Welcome to Hash Maps. A quick run down with hash maps is that they are an array that can point one set of data inputs to another in runtime O(1). A hash map takes two values, a "key" and a "value". Each key points to its own value, which can be of different or similar variable types, I.E., String keys pointing to Int values. For example, using hash maps, you can keep track of inventory by making the "key" value the item, and the "value" value be the number of stock that you own of that item. const fruits = new Map([ ["apples", 500], ["bananas", 300], ["oranges", 200] ]); You would have 500 apples, 300 bananas, and 200 oranges with this hash map. Your assignment is as follows: Given the entirety of The Adventures of Tom Sawyer, you are to write a program that will return the top 1-word phrases, 2-word phrases, 3-word phrases, 4-word phrases, 5-word phrases, 6-word phrases, 7-word phrases, 8-word phrases, 9-word phrases, and 10-word phrases in the book, with the challenge being that the program has to do it under two minutes.
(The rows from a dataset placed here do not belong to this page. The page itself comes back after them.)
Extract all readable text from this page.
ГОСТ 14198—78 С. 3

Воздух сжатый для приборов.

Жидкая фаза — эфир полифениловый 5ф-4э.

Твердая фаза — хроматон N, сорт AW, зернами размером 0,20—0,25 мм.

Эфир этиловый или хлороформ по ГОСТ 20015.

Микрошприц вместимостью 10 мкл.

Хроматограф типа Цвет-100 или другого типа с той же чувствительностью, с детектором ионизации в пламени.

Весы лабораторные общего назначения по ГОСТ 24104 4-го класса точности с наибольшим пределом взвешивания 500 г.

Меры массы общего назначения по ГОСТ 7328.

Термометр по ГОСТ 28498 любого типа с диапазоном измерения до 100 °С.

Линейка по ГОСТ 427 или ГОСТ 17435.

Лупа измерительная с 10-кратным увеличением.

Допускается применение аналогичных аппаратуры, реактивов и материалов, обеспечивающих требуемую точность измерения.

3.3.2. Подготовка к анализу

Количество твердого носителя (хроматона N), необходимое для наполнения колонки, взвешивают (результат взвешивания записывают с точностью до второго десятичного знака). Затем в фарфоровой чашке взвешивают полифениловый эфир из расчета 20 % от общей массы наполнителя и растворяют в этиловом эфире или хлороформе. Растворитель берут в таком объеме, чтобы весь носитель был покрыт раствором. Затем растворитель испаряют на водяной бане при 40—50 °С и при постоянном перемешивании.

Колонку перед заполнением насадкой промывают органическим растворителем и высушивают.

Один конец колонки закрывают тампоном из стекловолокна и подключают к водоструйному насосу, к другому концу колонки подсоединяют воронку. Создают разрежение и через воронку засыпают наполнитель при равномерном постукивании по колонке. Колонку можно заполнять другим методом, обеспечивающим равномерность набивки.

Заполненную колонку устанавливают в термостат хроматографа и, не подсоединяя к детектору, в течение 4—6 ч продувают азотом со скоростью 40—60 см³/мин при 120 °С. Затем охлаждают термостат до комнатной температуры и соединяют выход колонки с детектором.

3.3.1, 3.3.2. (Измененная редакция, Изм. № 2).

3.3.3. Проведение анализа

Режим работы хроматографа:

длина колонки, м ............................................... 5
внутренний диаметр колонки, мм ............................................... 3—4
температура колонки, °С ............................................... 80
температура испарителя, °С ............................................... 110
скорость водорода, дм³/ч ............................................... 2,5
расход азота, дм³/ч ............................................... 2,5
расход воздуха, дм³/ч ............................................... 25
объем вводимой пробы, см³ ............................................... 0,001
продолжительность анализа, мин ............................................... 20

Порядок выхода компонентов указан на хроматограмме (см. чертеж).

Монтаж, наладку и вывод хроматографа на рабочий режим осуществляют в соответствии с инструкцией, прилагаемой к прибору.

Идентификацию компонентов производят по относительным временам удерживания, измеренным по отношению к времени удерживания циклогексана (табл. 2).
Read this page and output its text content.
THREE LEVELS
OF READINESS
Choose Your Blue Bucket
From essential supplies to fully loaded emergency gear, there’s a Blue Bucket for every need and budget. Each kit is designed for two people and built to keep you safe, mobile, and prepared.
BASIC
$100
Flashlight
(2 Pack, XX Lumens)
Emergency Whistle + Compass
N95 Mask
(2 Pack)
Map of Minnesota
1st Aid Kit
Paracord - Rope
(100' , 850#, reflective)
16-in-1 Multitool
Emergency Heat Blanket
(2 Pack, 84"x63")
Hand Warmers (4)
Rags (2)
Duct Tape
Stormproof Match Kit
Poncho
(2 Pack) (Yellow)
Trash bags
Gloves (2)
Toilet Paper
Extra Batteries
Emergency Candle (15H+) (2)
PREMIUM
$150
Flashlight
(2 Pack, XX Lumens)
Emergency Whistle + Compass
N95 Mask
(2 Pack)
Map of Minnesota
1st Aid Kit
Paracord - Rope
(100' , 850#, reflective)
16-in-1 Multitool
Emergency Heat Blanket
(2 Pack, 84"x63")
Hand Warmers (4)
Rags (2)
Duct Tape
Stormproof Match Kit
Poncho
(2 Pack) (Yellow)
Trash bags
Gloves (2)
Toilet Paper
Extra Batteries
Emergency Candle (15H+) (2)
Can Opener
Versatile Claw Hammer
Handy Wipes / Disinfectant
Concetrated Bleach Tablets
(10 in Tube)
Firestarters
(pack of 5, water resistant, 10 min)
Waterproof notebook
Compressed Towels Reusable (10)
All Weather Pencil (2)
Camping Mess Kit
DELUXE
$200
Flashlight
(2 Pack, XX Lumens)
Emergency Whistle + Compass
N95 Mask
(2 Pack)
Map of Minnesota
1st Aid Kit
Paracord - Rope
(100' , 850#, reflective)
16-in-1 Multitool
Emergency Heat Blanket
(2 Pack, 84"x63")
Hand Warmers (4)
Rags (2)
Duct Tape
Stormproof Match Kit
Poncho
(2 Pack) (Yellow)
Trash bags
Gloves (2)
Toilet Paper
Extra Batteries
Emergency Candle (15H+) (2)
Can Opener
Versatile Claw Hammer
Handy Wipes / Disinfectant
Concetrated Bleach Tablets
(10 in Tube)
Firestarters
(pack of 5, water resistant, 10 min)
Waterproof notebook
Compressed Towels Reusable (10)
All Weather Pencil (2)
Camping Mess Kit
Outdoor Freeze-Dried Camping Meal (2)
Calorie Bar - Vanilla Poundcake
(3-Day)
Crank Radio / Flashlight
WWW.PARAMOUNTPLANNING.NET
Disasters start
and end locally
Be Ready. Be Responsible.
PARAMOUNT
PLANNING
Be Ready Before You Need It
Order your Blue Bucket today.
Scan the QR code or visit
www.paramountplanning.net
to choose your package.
Here is the novel: Tom Sawyer novel!!! Download all of the text as its own text file, and then read up how to open up .txt files with your IDE and language as input to use. You should struggle a bit doing this assignment, as it is more difficult than your previous one. If your code doesn't seem to be working, remember that it's perfectly ok to restart from scratch. Hints: - Start small: get the 1-word phrase counter working first before tackling multi-word phrases. - Think about how you can use a sliding window to grab N consecutive words from the text. - Be mindful of punctuation and capitalization — should "The" and "the" count as the same word? - A HashMap<String, Integer> is your best friend here. The key is the phrase, the value is how many times you've seen it. - To find the "top" phrase, you don't need to sort the entire map — but sorting it is one valid approach. - If your program is too slow, think about where you're doing redundant work. Are you scanning the entire text more times than you need to?